Ok, I know I should be taking this all serious, but gods getting censored at the local library tickles my irony bone. (Get your mind out of the gutter)

An Ontario woman whose community newsletter was banned from her local library has won the right to distribute it on the institution’s pamphlet stands, after a year-long battle that nearly ended up in court.

Good for her, censorship of books…. And pamphlets is bad, even ones with silly things in them.

“Pointedly, this Constitution opens with the declaration stating that ‘Canada is governed under the supremacy of God and the rule of Law,’ ” she wrote. “Yet, why are we law-abiding citizens allowing these apostates and atheists, who are in the minority, to install their undemocratic rule of terror in which mention of His Name has become anathema in public governments, their arms-length commissions, colleges of physicians and surgeons, universities and some secular media?”
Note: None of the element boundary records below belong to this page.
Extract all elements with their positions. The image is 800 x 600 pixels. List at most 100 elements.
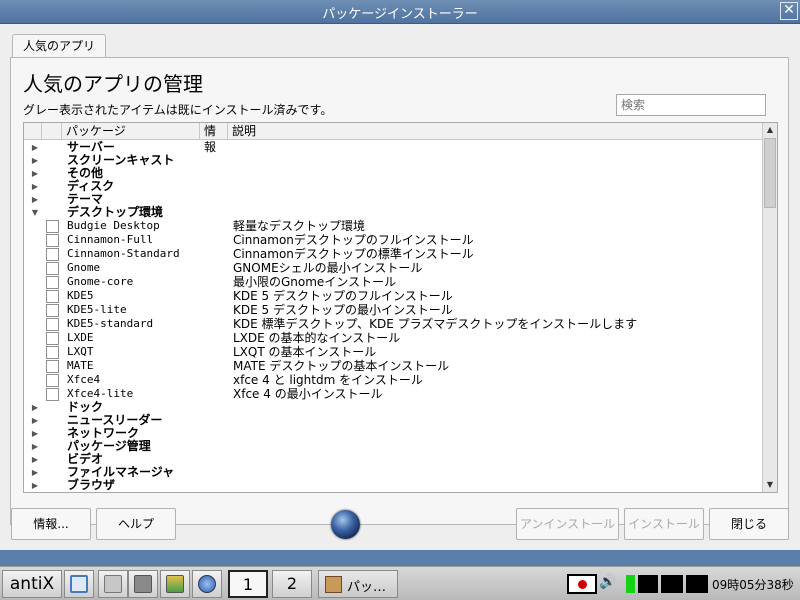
header-description[interactable]: 説明 bbox=[228, 123, 763, 139]
category-row[interactable]: ▼ デスクトップ環境 bbox=[24, 206, 763, 219]
package-checkbox[interactable] bbox=[46, 304, 59, 317]
page-title: 人気のアプリの管理 bbox=[23, 72, 203, 96]
uninstall-button[interactable]: アンインストール bbox=[516, 508, 619, 540]
package-checkbox[interactable] bbox=[46, 234, 59, 247]
keyboard-layout-icon[interactable] bbox=[567, 574, 597, 594]
package-checkbox[interactable] bbox=[46, 388, 59, 401]
package-description: MATE デスクトップの基本インストール bbox=[233, 359, 450, 373]
package-description: KDE 5 デスクトップのフルインストール bbox=[233, 289, 453, 303]
package-name: Cinnamon-Full bbox=[67, 233, 154, 246]
category-row[interactable]: ▶ パッケージ管理 bbox=[24, 440, 763, 453]
show-desktop-button[interactable] bbox=[64, 570, 94, 598]
expand-arrow-icon[interactable]: ▶ bbox=[30, 141, 40, 154]
package-description: KDE 5 デスクトップの最小インストール bbox=[233, 303, 453, 317]
launcher-browser[interactable] bbox=[192, 570, 222, 598]
package-description: LXDE の基本的なインストール bbox=[233, 331, 401, 345]
package-name: Gnome-core bbox=[67, 275, 134, 288]
package-name: Xfce4 bbox=[67, 373, 101, 386]
package-tree[interactable]: パッケージ 情報 説明 ▶ サーバー ▶ スクリーンキャスト ▶ その他 ▶ ディスク … bbox=[23, 122, 778, 493]
package-name: LXQT bbox=[67, 345, 94, 358]
category-row[interactable]: ▶ ブラウザ bbox=[24, 479, 763, 492]
expand-arrow-icon[interactable]: ▶ bbox=[30, 479, 40, 492]
package-row[interactable]: Gnome GNOMEシェルの最小インストール bbox=[24, 261, 763, 275]
package-name: KDE5-standard bbox=[67, 317, 154, 330]
close-button[interactable]: 閉じる bbox=[709, 508, 789, 540]
tab-popular-apps[interactable]: 人気のアプリ bbox=[12, 34, 106, 58]
expand-arrow-icon[interactable]: ▶ bbox=[30, 401, 40, 414]
volume-icon[interactable]: 🔊 bbox=[599, 574, 616, 590]
package-row[interactable]: Gnome-core 最小限のGnomeインストール bbox=[24, 275, 763, 289]
package-description: LXQT の基本インストール bbox=[233, 345, 377, 359]
package-name: Cinnamon-Standard bbox=[67, 247, 180, 260]
install-button[interactable]: インストール bbox=[624, 508, 704, 540]
category-row[interactable]: ▶ ディスク bbox=[24, 180, 763, 193]
package-checkbox[interactable] bbox=[46, 290, 59, 303]
installer-icon bbox=[104, 575, 122, 593]
header-package[interactable]: パッケージ bbox=[62, 123, 200, 139]
expand-arrow-icon[interactable]: ▶ bbox=[30, 453, 40, 466]
package-name: MATE bbox=[67, 359, 94, 372]
swap-meter bbox=[661, 575, 683, 593]
package-checkbox[interactable] bbox=[46, 360, 59, 373]
package-row[interactable]: KDE5-lite KDE 5 デスクトップの最小インストール bbox=[24, 303, 763, 317]
package-checkbox[interactable] bbox=[46, 346, 59, 359]
header-info[interactable]: 情報 bbox=[200, 123, 228, 154]
expand-arrow-icon[interactable]: ▶ bbox=[30, 180, 40, 193]
package-row[interactable]: Budgie Desktop 軽量なデスクトップ環境 bbox=[24, 219, 763, 233]
package-checkbox[interactable] bbox=[46, 374, 59, 387]
package-description: 最小限のGnomeインストール bbox=[233, 275, 397, 289]
launcher-installer[interactable] bbox=[98, 570, 128, 598]
scroll-up-icon[interactable]: ▲ bbox=[763, 123, 777, 137]
workspace-2[interactable]: 2 bbox=[272, 570, 312, 598]
page-subtitle: グレー表示されたアイテムは既にインストール済みです。 bbox=[23, 103, 333, 117]
expand-arrow-icon[interactable]: ▶ bbox=[30, 427, 40, 440]
scroll-thumb[interactable] bbox=[764, 138, 776, 208]
category-label: デスクトップ環境 bbox=[67, 205, 164, 219]
package-description: Cinnamonデスクトップの標準インストール bbox=[233, 247, 474, 261]
package-checkbox[interactable] bbox=[46, 262, 59, 275]
category-row[interactable]: ▶ ファイルマネージャ bbox=[24, 466, 763, 479]
package-checkbox[interactable] bbox=[46, 276, 59, 289]
start-menu-button[interactable]: antiX bbox=[2, 570, 62, 598]
package-row[interactable]: KDE5 KDE 5 デスクトップのフルインストール bbox=[24, 289, 763, 303]
package-row[interactable]: Xfce4-lite Xfce 4 の最小インストール bbox=[24, 387, 763, 401]
scroll-down-icon[interactable]: ▼ bbox=[763, 478, 777, 492]
package-row[interactable]: Xfce4 xfce 4 と lightdm をインストール bbox=[24, 373, 763, 387]
header-checkbox-column bbox=[42, 123, 62, 139]
help-button[interactable]: ヘルプ bbox=[96, 508, 176, 540]
expand-arrow-icon[interactable]: ▶ bbox=[30, 440, 40, 453]
package-row[interactable]: LXQT LXQT の基本インストール bbox=[24, 345, 763, 359]
launcher-file-manager[interactable] bbox=[160, 570, 190, 598]
package-checkbox[interactable] bbox=[46, 220, 59, 233]
expand-arrow-icon[interactable]: ▶ bbox=[30, 193, 40, 206]
package-checkbox[interactable] bbox=[46, 248, 59, 261]
info-button[interactable]: 情報... bbox=[11, 508, 91, 540]
workspace-1[interactable]: 1 bbox=[228, 570, 268, 598]
package-description: GNOMEシェルの最小インストール bbox=[233, 261, 423, 275]
clock: 09時05分38秒 bbox=[712, 578, 794, 592]
search-input[interactable] bbox=[616, 94, 766, 116]
package-name: Xfce4-lite bbox=[67, 387, 134, 400]
launcher-eject[interactable] bbox=[128, 570, 158, 598]
collapse-arrow-icon[interactable]: ▼ bbox=[30, 206, 40, 219]
package-checkbox[interactable] bbox=[46, 318, 59, 331]
expand-arrow-icon[interactable]: ▶ bbox=[30, 154, 40, 167]
expand-arrow-icon[interactable]: ▶ bbox=[30, 466, 40, 479]
header-expander-column bbox=[24, 123, 42, 139]
category-row[interactable]: ▶ その他 bbox=[24, 167, 763, 180]
package-row[interactable]: Cinnamon-Full Cinnamonデスクトップのフルインストール bbox=[24, 233, 763, 247]
package-row[interactable]: MATE MATE デスクトップの基本インストール bbox=[24, 359, 763, 373]
package-name: KDE5-lite bbox=[67, 303, 127, 316]
category-row[interactable]: ▶ スクリーンキャスト bbox=[24, 154, 763, 167]
task-package-installer[interactable]: パッ… bbox=[318, 570, 398, 598]
task-label: パッ… bbox=[347, 580, 387, 595]
expand-arrow-icon[interactable]: ▶ bbox=[30, 167, 40, 180]
vertical-scrollbar[interactable]: ▲ ▼ bbox=[762, 123, 777, 492]
tree-rows: ▶ サーバー ▶ スクリーンキャスト ▶ その他 ▶ ディスク ▶ テーマ ▼ デスクトップ… bbox=[24, 141, 763, 492]
package-row[interactable]: Cinnamon-Standard Cinnamonデスクトップの標準インストール bbox=[24, 247, 763, 261]
package-row[interactable]: KDE5-standard KDE 標準デスクトップ、KDE プラズマデスクトップ… bbox=[24, 317, 763, 331]
package-checkbox[interactable] bbox=[46, 332, 59, 345]
expand-arrow-icon[interactable]: ▶ bbox=[30, 414, 40, 427]
package-row[interactable]: LXDE LXDE の基本的なインストール bbox=[24, 331, 763, 345]
close-window-icon[interactable]: ✕ bbox=[780, 2, 798, 20]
And then the full measure of the fascist librarian-government complex fell on this poor woman, whose only crime is defending Thor.

Hell no.

Seriously, he’s one of the Avengers, damnit. You don’t censor the God of Thunder and live to tell.

3 thoughts on “Defending God at the Library

  1. steve oberski

    I for one eagerly anticipate the installation of the atheist undemocratic rule of terror.

    Recalcitrant xtians will be forced to proselytize for the apostate and atheist cause, including but not limited to, haranguing other citizens going about their business in public places, going door to door early Sunday morning and using reason and empirical evidence to make moral decisions about complex social issues.

  2. Charles Heroux

    Funny story. As atheists we of course allow everyone to believe what they wish to, but only object when they stick their myths into our faces and insist that we believe the same as them.

    I live for the day when apostate is a badge of honour instead of a reason to be killed.

  3. Shawn the Humanist

    We have had a long history of good dealings with our local library. They once told me they were in the process of changing their policy to not allow religious pamphlets because big churches will drop off dozens of different pamphlets each with many copies. The small churches few, or none. How do you display that? And how is this fair to small churches, and other groups like ours.

    I see the problem. They think it’s fair to deny it to everyone to not give a benefit to the biggest and richest churches.

    However, the biggest and richest churches are easy to find. A better solution would be to provide a list of alternatives so people can find the smaller churches. This would level the field a bit. It’s another type of fairness.

    But that doesn’t solve the logistical problems. Maybe you could suggestion one pamphlet at a time.